Par un mémoire en défense, enregistré le 22 octobre 2024, le ministre de l’intérieur conclut au non-lieu à statuer partiel et au rejet du surplus des conclusions de la requête.
Il fait valoir que :
la mention de l’infraction du 3 août 2023 a été supprimée du relevé d’information intégral et les points retirés à la suite des infractions commises les 9 mai 2023, 4 septembre 2021, 18 avril 2021, 5 juin 2020 et 5 janvier 2020 lui ont été restitués antérieurement à l’introduction de la requête ;
les moyens ne sont pas fondés.
Par un mémoire enregistré le 22 octobre 2024, M. B… A… C…, représenté par Me Samson demande de lui donner acte de son désistement partiel de ses conclusions à fin d’annulation se rapportant aux décisions de retrait de points consécutives aux infractions commises les 1er février 2019, 5 janvier 2020, 5 juin 2020, 18 avril 2021, 4 septembre 2021, 9 mai 2023 et 3 août 2023.
Vu les autres pièces du dossier ;
Vu :
le code de la route ;
le code de justice administrative.
Le président du tribunal a désigné Mme Rolin, vice-présidente, en application de l’article R. 222-13 du code de justice administrative.
Les parties ont été régulièrement averties du jour de l’audience.
La magistrate désignée a dispensé le rapporteur public, sur sa proposition, de prononcer des conclusions à l’audience.

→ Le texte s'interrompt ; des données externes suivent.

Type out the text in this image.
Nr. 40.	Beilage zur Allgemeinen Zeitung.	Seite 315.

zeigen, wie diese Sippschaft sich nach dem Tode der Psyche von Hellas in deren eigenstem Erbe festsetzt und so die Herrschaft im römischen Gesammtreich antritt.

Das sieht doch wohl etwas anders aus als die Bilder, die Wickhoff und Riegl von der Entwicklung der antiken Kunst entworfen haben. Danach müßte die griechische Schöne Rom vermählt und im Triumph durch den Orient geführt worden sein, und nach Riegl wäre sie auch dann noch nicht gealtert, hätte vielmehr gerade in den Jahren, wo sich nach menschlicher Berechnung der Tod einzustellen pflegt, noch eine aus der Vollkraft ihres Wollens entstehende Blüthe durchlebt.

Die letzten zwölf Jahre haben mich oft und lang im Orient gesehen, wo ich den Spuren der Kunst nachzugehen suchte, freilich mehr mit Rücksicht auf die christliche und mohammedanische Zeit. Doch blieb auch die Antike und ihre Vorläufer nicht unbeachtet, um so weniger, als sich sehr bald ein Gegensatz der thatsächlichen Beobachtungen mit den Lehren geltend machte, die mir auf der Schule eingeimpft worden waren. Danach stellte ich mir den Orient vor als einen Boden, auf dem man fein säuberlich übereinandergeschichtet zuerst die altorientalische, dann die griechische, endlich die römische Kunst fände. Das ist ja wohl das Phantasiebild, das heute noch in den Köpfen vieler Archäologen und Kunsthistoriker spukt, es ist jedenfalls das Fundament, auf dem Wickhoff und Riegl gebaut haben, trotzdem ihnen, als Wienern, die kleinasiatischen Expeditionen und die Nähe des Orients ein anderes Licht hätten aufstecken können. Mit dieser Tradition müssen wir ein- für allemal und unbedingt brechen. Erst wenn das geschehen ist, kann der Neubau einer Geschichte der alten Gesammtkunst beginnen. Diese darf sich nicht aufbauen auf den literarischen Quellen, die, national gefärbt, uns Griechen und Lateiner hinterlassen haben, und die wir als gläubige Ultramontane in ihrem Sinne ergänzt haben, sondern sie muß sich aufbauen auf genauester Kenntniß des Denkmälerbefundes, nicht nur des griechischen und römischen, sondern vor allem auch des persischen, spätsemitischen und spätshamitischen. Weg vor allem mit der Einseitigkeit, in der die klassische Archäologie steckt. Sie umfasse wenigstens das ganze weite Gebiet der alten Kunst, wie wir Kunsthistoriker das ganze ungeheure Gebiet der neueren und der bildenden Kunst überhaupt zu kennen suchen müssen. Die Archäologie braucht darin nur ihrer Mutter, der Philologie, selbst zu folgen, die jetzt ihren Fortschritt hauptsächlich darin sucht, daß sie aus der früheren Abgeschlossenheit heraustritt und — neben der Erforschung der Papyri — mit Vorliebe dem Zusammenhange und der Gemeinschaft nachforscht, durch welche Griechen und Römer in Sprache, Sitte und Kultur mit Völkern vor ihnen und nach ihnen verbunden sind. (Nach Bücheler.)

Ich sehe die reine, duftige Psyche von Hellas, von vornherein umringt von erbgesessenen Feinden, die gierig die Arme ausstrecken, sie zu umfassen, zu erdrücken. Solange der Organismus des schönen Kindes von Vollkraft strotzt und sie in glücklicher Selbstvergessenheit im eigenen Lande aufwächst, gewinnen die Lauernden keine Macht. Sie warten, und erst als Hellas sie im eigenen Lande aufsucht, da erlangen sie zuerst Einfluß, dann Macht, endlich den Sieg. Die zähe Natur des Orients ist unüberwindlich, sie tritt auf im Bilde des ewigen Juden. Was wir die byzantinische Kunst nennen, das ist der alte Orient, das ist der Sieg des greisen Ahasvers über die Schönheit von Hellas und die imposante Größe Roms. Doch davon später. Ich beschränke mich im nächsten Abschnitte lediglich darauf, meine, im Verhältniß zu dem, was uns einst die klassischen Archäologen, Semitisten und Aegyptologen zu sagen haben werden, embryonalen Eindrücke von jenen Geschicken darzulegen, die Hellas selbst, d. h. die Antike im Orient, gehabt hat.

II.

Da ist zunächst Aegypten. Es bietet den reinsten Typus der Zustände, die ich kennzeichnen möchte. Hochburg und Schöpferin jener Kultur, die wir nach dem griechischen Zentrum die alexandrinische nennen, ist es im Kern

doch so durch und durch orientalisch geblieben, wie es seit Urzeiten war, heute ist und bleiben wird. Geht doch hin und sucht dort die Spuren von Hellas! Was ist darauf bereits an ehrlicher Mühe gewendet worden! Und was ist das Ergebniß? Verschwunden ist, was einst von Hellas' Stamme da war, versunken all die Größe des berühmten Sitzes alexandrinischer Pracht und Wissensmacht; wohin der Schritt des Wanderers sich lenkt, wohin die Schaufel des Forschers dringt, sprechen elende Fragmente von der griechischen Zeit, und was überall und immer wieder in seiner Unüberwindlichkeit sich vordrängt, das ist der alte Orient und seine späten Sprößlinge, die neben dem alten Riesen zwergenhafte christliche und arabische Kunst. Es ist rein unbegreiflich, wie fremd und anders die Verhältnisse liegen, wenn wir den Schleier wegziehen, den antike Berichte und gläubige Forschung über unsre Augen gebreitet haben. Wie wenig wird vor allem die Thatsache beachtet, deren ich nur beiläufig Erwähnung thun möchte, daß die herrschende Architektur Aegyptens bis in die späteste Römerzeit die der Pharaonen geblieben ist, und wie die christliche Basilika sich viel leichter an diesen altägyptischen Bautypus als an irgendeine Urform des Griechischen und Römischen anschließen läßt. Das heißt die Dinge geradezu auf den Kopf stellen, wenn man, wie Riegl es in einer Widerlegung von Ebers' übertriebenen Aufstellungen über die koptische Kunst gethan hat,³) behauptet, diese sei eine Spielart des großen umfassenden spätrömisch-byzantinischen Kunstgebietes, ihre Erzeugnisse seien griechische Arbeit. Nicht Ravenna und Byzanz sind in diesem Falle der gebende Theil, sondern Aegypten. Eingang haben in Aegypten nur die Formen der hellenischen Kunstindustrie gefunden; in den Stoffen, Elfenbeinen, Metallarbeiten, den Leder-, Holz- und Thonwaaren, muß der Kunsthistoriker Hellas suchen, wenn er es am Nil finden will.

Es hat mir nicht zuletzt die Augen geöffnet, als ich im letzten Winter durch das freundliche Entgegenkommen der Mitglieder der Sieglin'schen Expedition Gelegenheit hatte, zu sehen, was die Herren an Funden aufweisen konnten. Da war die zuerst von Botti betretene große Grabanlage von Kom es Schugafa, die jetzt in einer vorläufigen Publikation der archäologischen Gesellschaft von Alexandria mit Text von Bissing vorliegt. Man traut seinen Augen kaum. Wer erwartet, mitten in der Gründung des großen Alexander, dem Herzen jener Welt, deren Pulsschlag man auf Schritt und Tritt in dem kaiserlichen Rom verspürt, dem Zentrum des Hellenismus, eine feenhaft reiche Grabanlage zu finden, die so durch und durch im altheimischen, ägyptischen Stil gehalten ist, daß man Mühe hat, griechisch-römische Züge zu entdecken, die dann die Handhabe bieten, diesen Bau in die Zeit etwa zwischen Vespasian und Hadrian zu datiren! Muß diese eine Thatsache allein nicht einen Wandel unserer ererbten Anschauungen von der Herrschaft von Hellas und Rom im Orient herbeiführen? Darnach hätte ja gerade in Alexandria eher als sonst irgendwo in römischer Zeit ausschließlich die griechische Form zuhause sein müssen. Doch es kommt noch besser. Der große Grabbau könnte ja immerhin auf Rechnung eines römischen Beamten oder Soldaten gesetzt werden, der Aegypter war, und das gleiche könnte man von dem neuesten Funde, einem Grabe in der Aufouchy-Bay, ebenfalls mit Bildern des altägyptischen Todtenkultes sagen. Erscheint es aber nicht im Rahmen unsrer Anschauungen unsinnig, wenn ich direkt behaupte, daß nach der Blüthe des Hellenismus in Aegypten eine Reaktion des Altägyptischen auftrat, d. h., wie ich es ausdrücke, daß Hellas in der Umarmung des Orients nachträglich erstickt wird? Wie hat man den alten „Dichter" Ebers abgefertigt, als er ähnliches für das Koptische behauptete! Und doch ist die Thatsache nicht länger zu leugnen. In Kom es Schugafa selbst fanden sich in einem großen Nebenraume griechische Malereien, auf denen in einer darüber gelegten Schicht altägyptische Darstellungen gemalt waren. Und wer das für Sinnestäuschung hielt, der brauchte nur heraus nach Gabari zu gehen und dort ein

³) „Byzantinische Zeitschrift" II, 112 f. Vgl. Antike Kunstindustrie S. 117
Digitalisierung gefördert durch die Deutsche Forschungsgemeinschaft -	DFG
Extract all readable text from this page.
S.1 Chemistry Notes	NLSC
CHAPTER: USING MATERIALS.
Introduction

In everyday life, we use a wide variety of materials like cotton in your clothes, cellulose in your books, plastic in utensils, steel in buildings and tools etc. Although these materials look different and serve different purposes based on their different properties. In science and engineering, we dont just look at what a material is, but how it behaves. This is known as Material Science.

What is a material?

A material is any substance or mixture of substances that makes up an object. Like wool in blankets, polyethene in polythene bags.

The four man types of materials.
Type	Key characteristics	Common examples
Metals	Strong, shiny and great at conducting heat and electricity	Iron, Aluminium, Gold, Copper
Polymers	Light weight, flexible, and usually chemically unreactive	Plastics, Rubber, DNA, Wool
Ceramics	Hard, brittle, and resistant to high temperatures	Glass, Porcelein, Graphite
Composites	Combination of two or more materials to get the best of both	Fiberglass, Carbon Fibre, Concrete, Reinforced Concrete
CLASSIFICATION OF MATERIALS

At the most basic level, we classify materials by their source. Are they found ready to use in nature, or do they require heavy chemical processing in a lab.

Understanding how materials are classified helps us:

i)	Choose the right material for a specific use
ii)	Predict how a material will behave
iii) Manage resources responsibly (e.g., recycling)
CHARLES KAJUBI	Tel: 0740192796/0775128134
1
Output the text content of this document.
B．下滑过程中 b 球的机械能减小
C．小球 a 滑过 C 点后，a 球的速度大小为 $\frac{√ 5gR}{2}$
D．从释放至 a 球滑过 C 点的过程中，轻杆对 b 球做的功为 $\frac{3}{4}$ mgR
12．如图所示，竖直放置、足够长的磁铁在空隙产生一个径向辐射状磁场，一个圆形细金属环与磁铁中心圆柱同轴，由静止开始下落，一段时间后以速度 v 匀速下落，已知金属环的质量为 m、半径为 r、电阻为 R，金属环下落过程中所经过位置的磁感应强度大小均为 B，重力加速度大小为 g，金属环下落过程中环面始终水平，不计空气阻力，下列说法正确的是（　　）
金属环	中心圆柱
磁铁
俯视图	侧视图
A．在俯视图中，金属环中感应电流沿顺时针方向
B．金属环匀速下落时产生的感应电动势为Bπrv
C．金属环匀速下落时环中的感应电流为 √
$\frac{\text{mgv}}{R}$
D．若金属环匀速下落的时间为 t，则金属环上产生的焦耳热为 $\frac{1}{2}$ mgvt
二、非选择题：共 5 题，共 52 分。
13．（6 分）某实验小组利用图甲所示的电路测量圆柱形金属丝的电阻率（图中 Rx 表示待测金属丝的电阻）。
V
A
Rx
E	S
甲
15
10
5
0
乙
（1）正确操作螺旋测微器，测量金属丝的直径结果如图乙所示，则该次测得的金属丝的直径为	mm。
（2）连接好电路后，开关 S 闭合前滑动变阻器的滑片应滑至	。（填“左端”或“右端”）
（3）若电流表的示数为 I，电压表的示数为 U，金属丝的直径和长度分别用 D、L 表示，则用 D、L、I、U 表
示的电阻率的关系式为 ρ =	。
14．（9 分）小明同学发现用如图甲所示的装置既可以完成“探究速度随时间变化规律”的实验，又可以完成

Le rapport de Mme Rolin a été entendu au cours de l’audience publique.
Considérant ce qui suit :
1. M. A… C… a commis diverses infractions au code de la route ayant entraîné le retrait des douze points affectés à son permis de conduire. Par une décision du
19 septembre 2024, le ministre de l’intérieur a notifié à M. A… C… le dernier retrait de points et a constaté, en lui rappelant les précédentes décisions portant retrait de points, l’invalidité de son permis de conduire pour solde de points nul. M. A… C… demande l’annulation des décisions portant retrait de points à la suite des infractions commises les 1er février 2019, 5 janvier 2020, 5 juin 2020, 18 avril 2021, 4 septembre 2021, 19 mai 2022, 9 mai 2023, 3 août 2023, 30 octobre 2023, 31 octobre 2023, 5 novembre 2023 et 19 novembre 2023.
Sur les conclusions de désistement partiel :
2. Dans son mémoire enregistré le 22 octobre 2024, M. A… C… déclare se désister des conclusions tendant à l’annulation des décisions de retrait de points relatives aux infractions commises les 1er février 2019, 5 janvier 2020, 5 juin 2020, 18 avril 2021,
4 septembre 2021, 9 mai 2023 et 3 août 2023. Dès lors, il y a lieu pour le tribunal de prendre acte du désistement de ces conclusions. Par suite, il y a lieu de donner acte de ce désistement partiel.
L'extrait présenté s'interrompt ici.